Eugène Delacroix: Apollo vincitore di Pitone (Louvre)
Sull’opera: “APOLLO VINCITORE DI PITONE” è un dipinto autografo di Delacroix realizzato con tecnica ad olio su muro (tela applicata alla parete) tra il 1850 – 1851, misura 800 x 750 cm. ed è custodito nel Palazzo del Louvre.
L’Apollo raffigurato nel soffitto del Louvre
Esattamente il 12 dicembre del 1848 (come da documentazioni esistenti) venivano destinati due milioni di franchi per la restaurazione del Louvre di Parigi, e già nell’aprile del 1849 Delcroix venne a conoscenza della sua designazione per la decorazione del soffitto – parte centrale – della Galleria d’Apollo; ma la commissione doveva costituirsi non prima dell’8 marzo 1850 (18.000 franchi ai quali poi ne furono aggiunti altri 6.000).
Nonostante queste testimonianze non si capisce perché Robaut metta in relazione i bozzetti olio col 1849. (quando la presumibile una cronologia viene assegnata al 1850).
Si sa per via documenti certi che secondo gli accordi preventivi, Delacroix riprese la tematica che fu nel Seicento di Le Brun: Apollo sul carro, ovvero Apollo vincitore di Pitone. In questa somma impresa, Delacroix si cercò un valido assistente nella persona di P. Andrieu, un suo allievo.
La stesura dell’opera fu portata a termine intorno agli ultimi giorni dell’agosto 1851. La grande tela fu applicata sulla parete e ritoccata nei particolari, quindi nei giorni 16-17 ottobre dello stesso anno avvenne la presentazione dell’opera alla critica ufficiale.

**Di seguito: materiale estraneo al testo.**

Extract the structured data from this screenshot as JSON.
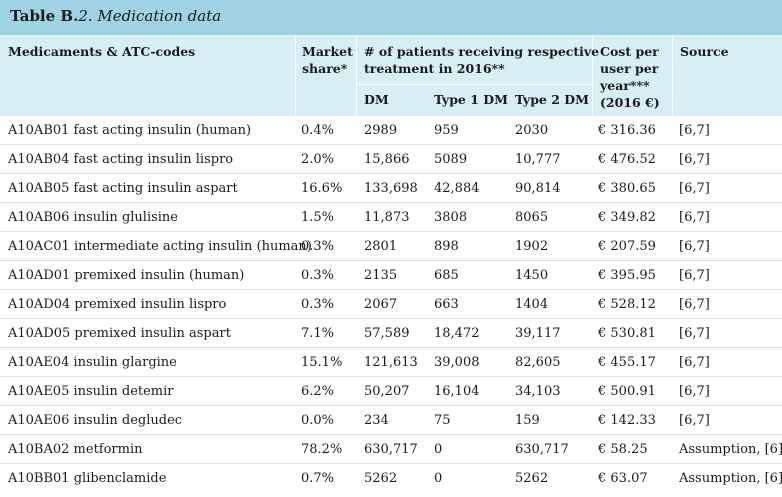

Nell’invito c’era anche una nota dell’artista relativa al tema, la quale porta a considerare vari ragguagli, e cioè: Apollo – sul carro – ha messo a segno diversi dardi; Diana presenta ad apollo la faretra, il serpente Pitone emette ormai gli ultimi respiri; il rigonfiamento delle acque provocate dal Diluvio comincia a restringersi, trascinando corpi di uomini e carcasse di animali, mentre gli dèi si indignano che la Terra è si sia fatta preda dei mostri: armati – Minerva e Mercurio – si lanciano contro i mostri per distruggerli, Ercole ne fa grande strage, Vulcano dissipa le tenebre, Borea e Zefiro dissipano le brume, le ninfe riscoprono i piacevoli ricettacoli, le divinità più timide osservano la lotta, la Vittoria viene dall’alto per l’incoronazione di Apollo, ed Iride dispiega le ali segnando così la vittoria.
L’entusiasmo del pubblico e degli studiosi di Storia dell’arte fu unanime, tranne quello di Vitet che, sulla “La Revue contemporaine” del 15 settembre 1853, asseriva di aver riscontrato “affettazione” e grande “teatralità”.
Quello in esame è uno fra i dipinti più meditati di Delacroix, e nel tempo stesso quelle partorito con slancio superiore attraverso un eccezionale impianto di prospettive multiple.
Il cromatismo impiegato richiama la pittura di Rubens, Veronese e Tiepolo.